The way most drugs are delivered now is by flooding the body’s bloodstream with them—an approach that can lead to unwanted side effects or drugs that are too weak for effective treatment. Hanes advocates a more targeted approach. He is at work on an aerosol spray that will deliver drug or therapeutic genecarrying particles to the lungs, gastrointestinal (GI) tract, female reproductive tract, and more.
The challenge? Getting past the mucus. The sticky and highly viscous substance— which lines the lungs, eyes, GI tract, and female reproductive tract—is proficient at blocking particles from penetrating the body. This is a good thing when those particles are bacteria or viruses, but bad when they are vehicles for life-saving therapies.
So, in his lab, Hanes and fellow researchers are finding ways to get drug-delivering particles past those sticky mucus linings. Most importantly, they’re discovering how to get higher density nanoparticles (those with more “bang for the buck” in terms of drug concentration) through mucus at a faster pace, thereby beating the body’s speedy attempts to flush its contaminated mucus away.
In a paper published this past January in Proceedings of the National Academy of Sciences, Hanes’ team reported that they had found a material coating called PEG that keeps particles from sticking to mucus. PEG had previously been reported as highly adhesive to mucus, but the team showed that PEG molecules with low enough molecular weight (i.e., smaller versions of the molecule) were not.
In one of the most surprising and important findings, the researchers, including first author Samuel K. Lai (PhD candidate in Chemical and Biomolecular Engineering) demonstrated that particles coated with PEG moved through human mucus almost as fast as they move through water; particles without the coating had previously been shown to be completely immobile in human mucus.

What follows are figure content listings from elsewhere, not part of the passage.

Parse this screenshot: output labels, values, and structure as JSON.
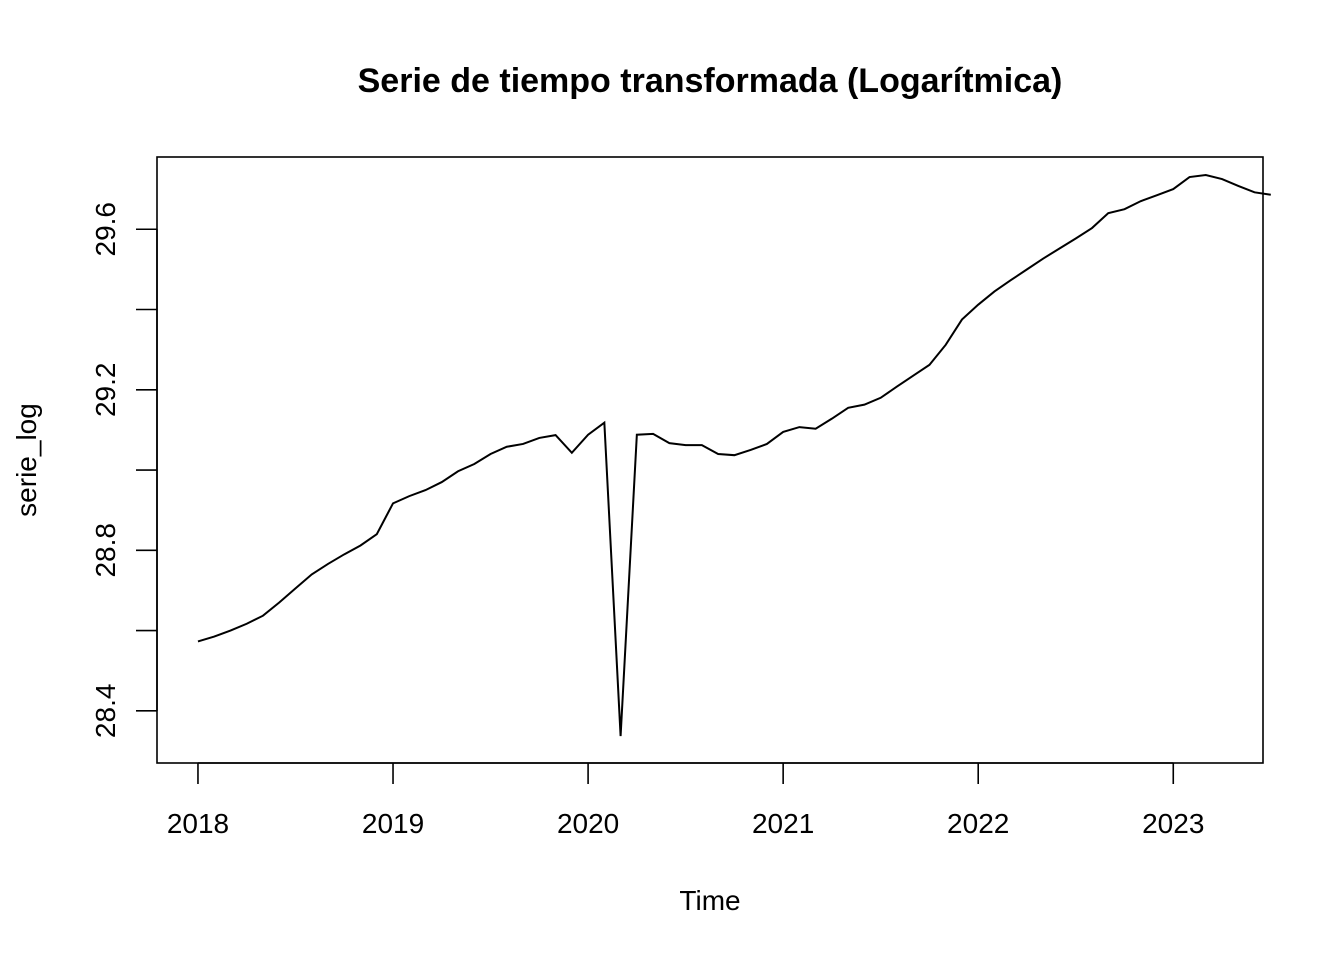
{
  "chart_data": {
    "type": "line",
    "title": "Serie de tiempo transformada (Logarítmica)",
    "xlabel": "Time",
    "ylabel": "serie_log",
    "xlim": [
      2017.79,
      2023.46
    ],
    "ylim": [
      28.27,
      29.78
    ],
    "x_ticks": [
      2018,
      2019,
      2020,
      2021,
      2022,
      2023
    ],
    "x_tick_labels": [
      "2018",
      "2019",
      "2020",
      "2021",
      "2022",
      "2023"
    ],
    "y_ticks": [
      28.4,
      28.6,
      28.8,
      29.0,
      29.2,
      29.4,
      29.6
    ],
    "y_tick_labels": [
      "28.4",
      "",
      "28.8",
      "",
      "29.2",
      "",
      "29.6"
    ],
    "grid": false,
    "series": [
      {
        "x_start": 2018,
        "frequency": 12,
        "values": [
          28.573,
          28.585,
          28.6,
          28.617,
          28.637,
          28.67,
          28.705,
          28.74,
          28.766,
          28.79,
          28.812,
          28.84,
          28.917,
          28.935,
          28.95,
          28.97,
          28.997,
          29.015,
          29.04,
          29.058,
          29.065,
          29.08,
          29.087,
          29.043,
          29.088,
          29.118,
          28.337,
          29.088,
          29.09,
          29.067,
          29.062,
          29.062,
          29.04,
          29.037,
          29.05,
          29.065,
          29.095,
          29.107,
          29.103,
          29.128,
          29.155,
          29.163,
          29.18,
          29.208,
          29.235,
          29.262,
          29.312,
          29.375,
          29.412,
          29.445,
          29.473,
          29.5,
          29.527,
          29.552,
          29.577,
          29.603,
          29.64,
          29.65,
          29.67,
          29.685,
          29.7,
          29.73,
          29.735,
          29.725,
          29.708,
          29.692,
          29.686
        ]
      }
    ]
  }
}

The team also reported that openings in the mucus mesh lining are much larger than previously thought. This, in turn, means that much larger particles than previously believed possible have the potential to pass through the protective mucus barrier, Hanes says. Larger particles are desired for commercial products since they are easier to efficiently load with drugs and are capable of sustaining the release of drug molecules for longer periods of time.
“These findings set the stage for a new generation of nanomedicines that can be delivered directly to affected areas to treat a host of important diseases, such as lung, colon, and cervical cancer, asthma, COPD, inflammatory bowel disease, cystic fibrosis, and more,” Hanes notes.